Les gagnantes de ce Miss Chocolate Model Tour 2008 à Paris figureront d’ailleurs sur la couverture du magazine du même nom, Miss Chocolate, et publié aux Etats-Unis. Elles poseront également pour des agences de renom.

Les lauréates gagneront près 32 millions de francs CFA, avec en plus un appartement mis à leur disposition pendant une année. Le concept de Miss chocolate est un rendez-vous exceptionnel pour les jeunes femmes « couleur chocolat », une chance aussi pour celles d’entre elles qui rêvent de briller un jour dans l’univers de la mode et de la beauté. Idem pour celles se voient plus tard ambassadrices de nombreuses marques internationales.

Concours diongoma

Interrogée sur ses motivations, Ndèye Palla Seck, promotrice de l’événement affirme : « J’éprouve une satisfaction personnelle. Mais quand je vois mes consœurs du Cameroun, de la Côte d’ivoire, du Mali qui ont réalisé leurs soirées avec de gros sponsors, alors je fais figure de parent pauvre dans cet événementiel que j’ai financé sur fond propre ».

Parti du constat selon lequel les Miss Sénégal ne rendaient pas compte de l’image de la vraie femme sénégalaise, le président du comité national d’organisation de Miss Sénégal, Moïse Ambroise Gomis, décide de lancer en 1992, le premier concours diongoma. " Au début, il s’agissait d’un défilé de mode où les femmes devaient également rivaliser par leur démarche. J’ai été surpris du succès ", commente-t-il. L’événement est devenu une véritable institution. Pas moins de 40 diongomas se pressaient aux portes du concours.

Parallèlement à l’élection des Miss, le Sénégal élisait chaque année sa diongoma nationale.

A l’instar de Miss Sénégal, elles disposaient de leur propre concours national de beauté. Une chute de rein et des rondeurs généreuses, élégante, gracieuse, bonne maîtresse de maison.

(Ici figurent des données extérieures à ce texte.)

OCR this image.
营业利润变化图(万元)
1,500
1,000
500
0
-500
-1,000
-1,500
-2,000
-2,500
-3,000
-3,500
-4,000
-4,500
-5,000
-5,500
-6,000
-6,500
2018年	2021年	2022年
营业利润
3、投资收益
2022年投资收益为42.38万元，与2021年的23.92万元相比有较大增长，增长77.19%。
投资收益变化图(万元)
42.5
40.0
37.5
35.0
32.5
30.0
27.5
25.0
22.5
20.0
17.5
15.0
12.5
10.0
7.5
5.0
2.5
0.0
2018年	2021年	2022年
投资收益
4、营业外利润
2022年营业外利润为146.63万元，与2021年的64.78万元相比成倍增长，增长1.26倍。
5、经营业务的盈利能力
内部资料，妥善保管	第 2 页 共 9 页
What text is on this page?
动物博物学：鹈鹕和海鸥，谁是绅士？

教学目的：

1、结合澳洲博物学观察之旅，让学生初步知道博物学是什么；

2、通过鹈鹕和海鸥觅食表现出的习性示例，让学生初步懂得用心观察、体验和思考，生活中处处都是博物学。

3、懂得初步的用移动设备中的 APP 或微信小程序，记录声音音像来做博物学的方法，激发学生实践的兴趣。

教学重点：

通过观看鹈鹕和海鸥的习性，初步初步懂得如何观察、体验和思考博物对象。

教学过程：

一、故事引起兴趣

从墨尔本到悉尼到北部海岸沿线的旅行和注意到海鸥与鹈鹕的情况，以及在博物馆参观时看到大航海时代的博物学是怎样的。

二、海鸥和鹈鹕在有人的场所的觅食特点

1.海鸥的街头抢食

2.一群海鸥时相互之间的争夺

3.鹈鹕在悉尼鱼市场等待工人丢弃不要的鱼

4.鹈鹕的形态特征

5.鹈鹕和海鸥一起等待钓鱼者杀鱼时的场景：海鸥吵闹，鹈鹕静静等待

Tel est le cahier de charge auquel les candidates devaient s’astreindre. « La diongoma représente la femme noire. De bonnes formes, une belle élégance dans ses habits traditionnels, une démarche gracieuse, elle doit aussi être une bonne maîtresse de maison », explique Khadija, 37 ans. « Oui il faut qu’elle ait une taille fine et de grosses fesses », observe Ramatoulaye, 32 ans, qui se voie déjà dans la peau d’une petite « diongoma ». Autre tonalité, autre point de vue. « Je trouve que ces concours de beauté sont trop exhibitionnistes et quel qu’en soit la motivation, tempère El Hadji Diop, 42 ans. A mon sens, cela participe à la dévalorisation de l’image même de la femme ». Toujours est-il que les postures et les critères d’appréciation de la beauté de la femme demeurent subjectives et relatives.